Hohe Arbeitskosten Jobbremse Nummer eins

(bo/ddp.djn). Die hohen Arbeitskosten in Deutschland sind offenbar das Haupthindernis bei der Schaffung von neuen Jobs. Für jedes zweite Unternehmen seien die Lohn- und Gehaltskosten zusammen mit den Sozialabgaben der eigentliche Grund, keine zusätzlichen Arbeitsplätze anzubieten, heißt es als Ergebnis einer Umfrage des Deutschen Industrie- und Handelskammertages (DIHK) bei rund 20 000 Unternehmen, wie die Zeitung «Rheinpfalz am Sonntag» berichtet. Insbesondere im Baugewerbe hätten sich diese Belastungen als Jobbremse Nummer eins erwiesen.

Rund 61 Prozent der befragten Firmen betrachteten zu hohe Arbeitskosten als Grund, die Zahl der Beschäftigten nicht aufzustocken. Im Handel gelte das für mehr als die Hälfte der Unternehmen, während der Anteil in der Industrie und im Dienstleistungsbereich mit 48 Prozent geringer ausfalle.

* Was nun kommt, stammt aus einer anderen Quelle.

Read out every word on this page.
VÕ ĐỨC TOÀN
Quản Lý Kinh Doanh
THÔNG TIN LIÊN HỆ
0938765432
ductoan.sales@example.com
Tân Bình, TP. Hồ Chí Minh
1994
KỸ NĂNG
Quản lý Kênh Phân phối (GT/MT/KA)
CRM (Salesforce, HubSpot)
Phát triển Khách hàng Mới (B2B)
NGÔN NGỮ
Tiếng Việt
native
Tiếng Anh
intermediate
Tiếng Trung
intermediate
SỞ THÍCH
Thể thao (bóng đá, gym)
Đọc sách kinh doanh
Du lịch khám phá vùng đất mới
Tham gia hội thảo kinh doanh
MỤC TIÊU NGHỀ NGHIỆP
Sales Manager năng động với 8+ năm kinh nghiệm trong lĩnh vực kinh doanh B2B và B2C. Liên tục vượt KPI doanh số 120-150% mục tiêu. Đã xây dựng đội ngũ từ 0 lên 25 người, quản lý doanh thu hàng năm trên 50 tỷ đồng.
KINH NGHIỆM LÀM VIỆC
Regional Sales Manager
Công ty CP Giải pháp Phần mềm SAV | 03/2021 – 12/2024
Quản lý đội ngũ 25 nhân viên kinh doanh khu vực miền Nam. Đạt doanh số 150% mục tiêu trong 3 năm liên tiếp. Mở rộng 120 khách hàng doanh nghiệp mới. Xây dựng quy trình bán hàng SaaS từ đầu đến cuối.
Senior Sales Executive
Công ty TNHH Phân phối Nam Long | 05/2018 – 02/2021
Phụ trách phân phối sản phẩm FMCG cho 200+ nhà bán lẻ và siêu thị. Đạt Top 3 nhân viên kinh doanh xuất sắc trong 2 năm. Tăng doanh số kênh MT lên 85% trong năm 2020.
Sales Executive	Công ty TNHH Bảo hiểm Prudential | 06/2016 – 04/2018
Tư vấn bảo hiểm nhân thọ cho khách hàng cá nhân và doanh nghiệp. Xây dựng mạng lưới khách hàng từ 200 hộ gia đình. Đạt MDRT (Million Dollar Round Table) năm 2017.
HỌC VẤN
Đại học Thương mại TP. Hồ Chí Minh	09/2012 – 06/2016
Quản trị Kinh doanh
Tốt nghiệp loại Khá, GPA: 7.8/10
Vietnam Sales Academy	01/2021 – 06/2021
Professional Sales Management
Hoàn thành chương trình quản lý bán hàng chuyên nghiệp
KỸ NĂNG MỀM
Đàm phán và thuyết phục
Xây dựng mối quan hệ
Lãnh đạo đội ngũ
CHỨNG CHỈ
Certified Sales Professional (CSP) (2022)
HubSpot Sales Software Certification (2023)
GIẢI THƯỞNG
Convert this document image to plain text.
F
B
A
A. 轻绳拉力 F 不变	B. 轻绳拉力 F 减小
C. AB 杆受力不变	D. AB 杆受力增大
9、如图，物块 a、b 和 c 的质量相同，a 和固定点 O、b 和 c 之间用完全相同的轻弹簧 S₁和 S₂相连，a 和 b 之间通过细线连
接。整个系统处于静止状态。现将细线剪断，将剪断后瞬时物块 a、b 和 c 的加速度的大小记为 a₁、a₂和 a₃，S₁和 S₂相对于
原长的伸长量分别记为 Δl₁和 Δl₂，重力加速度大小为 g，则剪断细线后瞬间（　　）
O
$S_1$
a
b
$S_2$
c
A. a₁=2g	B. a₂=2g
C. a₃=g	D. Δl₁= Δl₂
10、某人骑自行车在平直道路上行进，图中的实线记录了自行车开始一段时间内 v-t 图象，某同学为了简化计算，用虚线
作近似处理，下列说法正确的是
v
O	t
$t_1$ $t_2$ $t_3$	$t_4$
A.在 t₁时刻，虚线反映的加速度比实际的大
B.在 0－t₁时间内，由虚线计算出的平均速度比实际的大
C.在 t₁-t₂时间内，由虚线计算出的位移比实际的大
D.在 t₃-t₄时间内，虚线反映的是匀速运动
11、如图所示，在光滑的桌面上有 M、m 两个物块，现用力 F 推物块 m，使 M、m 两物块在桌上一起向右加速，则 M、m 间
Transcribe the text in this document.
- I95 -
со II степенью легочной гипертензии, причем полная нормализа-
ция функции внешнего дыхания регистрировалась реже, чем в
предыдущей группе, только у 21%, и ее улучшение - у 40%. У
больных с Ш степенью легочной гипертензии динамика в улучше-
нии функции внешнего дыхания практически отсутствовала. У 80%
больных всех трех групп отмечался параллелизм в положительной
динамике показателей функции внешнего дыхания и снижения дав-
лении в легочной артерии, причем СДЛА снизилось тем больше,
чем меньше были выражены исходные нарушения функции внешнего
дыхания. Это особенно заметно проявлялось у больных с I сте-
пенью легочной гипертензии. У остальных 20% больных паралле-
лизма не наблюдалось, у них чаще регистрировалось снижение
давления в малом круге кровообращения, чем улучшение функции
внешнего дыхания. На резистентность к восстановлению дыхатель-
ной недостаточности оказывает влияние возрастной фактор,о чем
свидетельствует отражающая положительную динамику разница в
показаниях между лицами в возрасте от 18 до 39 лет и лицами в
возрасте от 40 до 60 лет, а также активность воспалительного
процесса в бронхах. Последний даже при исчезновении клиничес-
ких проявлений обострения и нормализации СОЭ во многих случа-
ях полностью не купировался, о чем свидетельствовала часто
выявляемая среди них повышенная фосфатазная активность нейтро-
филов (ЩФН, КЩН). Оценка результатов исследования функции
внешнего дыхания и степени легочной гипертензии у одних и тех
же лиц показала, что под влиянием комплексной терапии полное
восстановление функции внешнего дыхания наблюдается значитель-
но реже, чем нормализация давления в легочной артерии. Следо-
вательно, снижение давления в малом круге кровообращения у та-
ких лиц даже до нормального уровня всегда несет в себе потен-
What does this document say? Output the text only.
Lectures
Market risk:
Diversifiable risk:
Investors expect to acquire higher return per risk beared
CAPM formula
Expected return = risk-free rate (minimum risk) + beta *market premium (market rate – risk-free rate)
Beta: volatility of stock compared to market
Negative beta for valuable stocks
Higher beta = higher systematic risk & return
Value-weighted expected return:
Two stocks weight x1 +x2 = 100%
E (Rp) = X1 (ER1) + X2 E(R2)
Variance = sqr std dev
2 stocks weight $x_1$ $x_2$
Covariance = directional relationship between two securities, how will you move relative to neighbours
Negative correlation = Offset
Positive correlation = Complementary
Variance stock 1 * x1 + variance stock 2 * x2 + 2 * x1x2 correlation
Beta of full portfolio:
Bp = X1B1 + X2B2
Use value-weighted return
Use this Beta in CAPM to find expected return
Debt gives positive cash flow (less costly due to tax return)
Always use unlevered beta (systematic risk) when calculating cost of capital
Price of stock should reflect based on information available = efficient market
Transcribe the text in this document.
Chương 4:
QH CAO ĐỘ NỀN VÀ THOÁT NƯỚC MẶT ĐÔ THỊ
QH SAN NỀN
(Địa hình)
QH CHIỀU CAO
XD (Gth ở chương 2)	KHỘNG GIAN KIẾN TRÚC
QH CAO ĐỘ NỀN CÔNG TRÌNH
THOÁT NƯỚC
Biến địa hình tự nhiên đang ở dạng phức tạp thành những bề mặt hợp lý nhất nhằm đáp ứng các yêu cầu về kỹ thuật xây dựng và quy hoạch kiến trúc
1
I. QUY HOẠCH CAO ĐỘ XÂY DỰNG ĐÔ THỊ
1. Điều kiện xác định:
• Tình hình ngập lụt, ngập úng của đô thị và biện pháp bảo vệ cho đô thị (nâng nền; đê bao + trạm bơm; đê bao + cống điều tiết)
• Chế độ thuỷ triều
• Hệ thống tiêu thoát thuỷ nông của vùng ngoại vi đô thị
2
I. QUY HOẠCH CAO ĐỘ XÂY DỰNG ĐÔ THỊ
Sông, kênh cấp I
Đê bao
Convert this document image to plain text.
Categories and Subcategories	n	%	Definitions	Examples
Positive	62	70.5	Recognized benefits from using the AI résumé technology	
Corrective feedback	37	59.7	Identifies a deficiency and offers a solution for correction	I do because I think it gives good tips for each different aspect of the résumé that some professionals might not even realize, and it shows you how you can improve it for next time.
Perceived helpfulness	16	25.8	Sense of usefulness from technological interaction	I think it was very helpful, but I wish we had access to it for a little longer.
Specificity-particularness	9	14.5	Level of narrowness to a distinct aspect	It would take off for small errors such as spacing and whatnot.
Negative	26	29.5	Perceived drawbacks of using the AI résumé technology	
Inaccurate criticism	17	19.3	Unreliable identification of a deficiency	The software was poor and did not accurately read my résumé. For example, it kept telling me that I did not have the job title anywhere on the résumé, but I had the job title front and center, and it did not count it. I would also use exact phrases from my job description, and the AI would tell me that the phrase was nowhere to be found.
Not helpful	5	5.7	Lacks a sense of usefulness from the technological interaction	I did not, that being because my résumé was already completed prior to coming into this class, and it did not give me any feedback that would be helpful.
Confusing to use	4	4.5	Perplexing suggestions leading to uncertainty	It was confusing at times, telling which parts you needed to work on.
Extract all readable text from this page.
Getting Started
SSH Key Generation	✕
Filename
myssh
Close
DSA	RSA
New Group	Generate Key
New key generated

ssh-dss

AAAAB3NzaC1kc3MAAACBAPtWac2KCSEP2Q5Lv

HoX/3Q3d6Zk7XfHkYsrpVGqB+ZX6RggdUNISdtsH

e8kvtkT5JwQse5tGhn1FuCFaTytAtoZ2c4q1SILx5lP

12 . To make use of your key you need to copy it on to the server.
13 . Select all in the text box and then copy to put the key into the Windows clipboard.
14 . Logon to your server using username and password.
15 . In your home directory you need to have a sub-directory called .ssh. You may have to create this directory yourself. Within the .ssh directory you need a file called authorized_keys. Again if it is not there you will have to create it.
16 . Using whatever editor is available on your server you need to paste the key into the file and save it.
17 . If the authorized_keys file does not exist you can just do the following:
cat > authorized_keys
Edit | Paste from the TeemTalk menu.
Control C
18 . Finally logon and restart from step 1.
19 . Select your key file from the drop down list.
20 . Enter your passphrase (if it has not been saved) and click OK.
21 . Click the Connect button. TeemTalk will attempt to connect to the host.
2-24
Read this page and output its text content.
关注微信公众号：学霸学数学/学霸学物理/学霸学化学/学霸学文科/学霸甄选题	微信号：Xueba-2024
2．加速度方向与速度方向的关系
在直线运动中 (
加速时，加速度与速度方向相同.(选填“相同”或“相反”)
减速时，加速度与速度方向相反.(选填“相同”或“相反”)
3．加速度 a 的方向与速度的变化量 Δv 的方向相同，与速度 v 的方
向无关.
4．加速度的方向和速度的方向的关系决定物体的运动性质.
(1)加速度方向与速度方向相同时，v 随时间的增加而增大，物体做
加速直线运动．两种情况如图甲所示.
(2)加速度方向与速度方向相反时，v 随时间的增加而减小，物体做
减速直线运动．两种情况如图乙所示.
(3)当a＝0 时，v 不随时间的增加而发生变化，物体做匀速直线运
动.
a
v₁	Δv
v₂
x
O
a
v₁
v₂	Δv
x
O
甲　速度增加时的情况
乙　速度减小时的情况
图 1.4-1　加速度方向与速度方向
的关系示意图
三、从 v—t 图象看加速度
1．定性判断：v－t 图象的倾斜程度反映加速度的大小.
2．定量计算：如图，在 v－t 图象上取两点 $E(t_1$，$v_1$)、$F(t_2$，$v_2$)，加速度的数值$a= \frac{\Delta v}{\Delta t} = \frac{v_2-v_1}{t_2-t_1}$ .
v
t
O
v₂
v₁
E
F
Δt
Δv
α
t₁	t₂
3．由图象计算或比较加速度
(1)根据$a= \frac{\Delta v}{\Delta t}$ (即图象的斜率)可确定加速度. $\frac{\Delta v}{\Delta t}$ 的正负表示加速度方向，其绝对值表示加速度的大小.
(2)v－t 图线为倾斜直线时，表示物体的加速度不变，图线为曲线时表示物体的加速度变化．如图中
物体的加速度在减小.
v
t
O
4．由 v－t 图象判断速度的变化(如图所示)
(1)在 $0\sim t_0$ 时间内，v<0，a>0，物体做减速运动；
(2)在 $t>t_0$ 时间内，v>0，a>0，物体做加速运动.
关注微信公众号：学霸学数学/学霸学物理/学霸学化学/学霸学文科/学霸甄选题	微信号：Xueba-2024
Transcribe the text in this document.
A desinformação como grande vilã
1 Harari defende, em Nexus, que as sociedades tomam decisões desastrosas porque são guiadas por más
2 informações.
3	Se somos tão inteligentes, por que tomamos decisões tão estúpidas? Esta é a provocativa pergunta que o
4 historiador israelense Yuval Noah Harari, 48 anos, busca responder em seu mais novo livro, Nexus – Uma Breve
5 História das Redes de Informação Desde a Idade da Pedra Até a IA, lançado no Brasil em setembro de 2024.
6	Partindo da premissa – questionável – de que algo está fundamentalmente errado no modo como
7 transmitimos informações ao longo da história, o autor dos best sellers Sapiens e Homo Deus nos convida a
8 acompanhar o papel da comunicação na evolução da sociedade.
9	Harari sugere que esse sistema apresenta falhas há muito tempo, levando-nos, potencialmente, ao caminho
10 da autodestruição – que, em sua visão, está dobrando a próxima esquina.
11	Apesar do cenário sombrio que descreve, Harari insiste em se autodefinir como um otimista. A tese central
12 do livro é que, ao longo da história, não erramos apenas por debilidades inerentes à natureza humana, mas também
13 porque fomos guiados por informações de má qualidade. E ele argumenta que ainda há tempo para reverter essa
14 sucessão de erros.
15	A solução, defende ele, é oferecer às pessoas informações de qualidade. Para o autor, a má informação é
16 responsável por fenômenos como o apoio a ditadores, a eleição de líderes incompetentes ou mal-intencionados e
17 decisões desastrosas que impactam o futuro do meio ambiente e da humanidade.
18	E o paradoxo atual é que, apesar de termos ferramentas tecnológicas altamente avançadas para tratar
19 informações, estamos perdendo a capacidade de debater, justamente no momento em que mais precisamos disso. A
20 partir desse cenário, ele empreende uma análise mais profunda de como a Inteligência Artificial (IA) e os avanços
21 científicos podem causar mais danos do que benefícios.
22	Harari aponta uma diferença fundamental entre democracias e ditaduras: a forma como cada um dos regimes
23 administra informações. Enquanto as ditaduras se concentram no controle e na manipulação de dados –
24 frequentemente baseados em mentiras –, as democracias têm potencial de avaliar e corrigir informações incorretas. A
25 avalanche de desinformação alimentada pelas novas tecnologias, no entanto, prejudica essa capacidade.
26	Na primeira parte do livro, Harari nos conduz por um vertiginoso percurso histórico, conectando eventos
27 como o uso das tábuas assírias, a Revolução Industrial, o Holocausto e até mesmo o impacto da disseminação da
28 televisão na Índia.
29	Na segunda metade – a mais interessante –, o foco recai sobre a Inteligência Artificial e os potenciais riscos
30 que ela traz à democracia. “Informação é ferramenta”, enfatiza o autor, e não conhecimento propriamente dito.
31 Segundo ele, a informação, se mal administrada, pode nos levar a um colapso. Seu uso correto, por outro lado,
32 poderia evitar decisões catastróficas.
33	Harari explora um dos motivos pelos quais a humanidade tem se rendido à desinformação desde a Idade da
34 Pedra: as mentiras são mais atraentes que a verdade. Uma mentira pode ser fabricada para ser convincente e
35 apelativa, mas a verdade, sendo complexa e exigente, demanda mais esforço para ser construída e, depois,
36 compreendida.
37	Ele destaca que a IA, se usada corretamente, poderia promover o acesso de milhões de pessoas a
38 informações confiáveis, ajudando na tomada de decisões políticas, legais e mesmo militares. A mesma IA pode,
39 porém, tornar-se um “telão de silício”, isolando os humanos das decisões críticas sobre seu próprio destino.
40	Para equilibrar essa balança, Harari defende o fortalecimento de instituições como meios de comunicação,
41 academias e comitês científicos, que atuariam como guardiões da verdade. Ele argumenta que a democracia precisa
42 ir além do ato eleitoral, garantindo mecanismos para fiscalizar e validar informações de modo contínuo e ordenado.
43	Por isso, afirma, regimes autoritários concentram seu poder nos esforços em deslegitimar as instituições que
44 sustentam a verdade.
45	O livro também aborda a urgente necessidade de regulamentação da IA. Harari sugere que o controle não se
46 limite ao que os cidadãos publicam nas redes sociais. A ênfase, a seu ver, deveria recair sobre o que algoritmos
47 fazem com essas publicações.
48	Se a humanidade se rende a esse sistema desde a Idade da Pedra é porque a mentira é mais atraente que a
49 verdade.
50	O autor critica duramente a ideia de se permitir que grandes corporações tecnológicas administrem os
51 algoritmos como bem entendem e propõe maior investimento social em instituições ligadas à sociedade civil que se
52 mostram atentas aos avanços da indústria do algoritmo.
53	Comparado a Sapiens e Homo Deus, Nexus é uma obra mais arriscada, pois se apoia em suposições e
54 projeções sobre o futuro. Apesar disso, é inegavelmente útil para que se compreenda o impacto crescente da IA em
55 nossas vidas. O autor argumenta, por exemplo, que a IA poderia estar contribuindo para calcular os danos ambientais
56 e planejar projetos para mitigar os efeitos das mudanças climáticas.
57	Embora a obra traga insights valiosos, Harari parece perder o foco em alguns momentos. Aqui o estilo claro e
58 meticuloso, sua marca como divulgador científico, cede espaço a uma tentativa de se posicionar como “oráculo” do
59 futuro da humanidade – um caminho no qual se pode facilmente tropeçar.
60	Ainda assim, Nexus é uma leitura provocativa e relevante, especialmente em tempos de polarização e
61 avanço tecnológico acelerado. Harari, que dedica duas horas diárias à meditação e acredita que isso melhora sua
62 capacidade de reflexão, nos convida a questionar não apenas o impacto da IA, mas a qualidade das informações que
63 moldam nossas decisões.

Nach Ansicht des stellvertretenden DIHK-Hauptgeschäftsführers Achim Dercks sind gerade im Konjunkturabschwung finanzielle Entlastungen für die Unternehmen wichtig, um Arbeitsplätze sichern zu können. Zudem würden geringe Abgaben auch beim Jobaufbau helfen, wenn sich die Konjunkturaussichten wieder verbesserten. So seien die steigenden Krankenkassenbeiträge bei der Einführung des Gesundheitsfonds genau das falsche Signal. Auch die Einführung von Mindestlöhnen müsse gestoppt werden, weil sie die Arbeitskosten zusätzlich belasteten.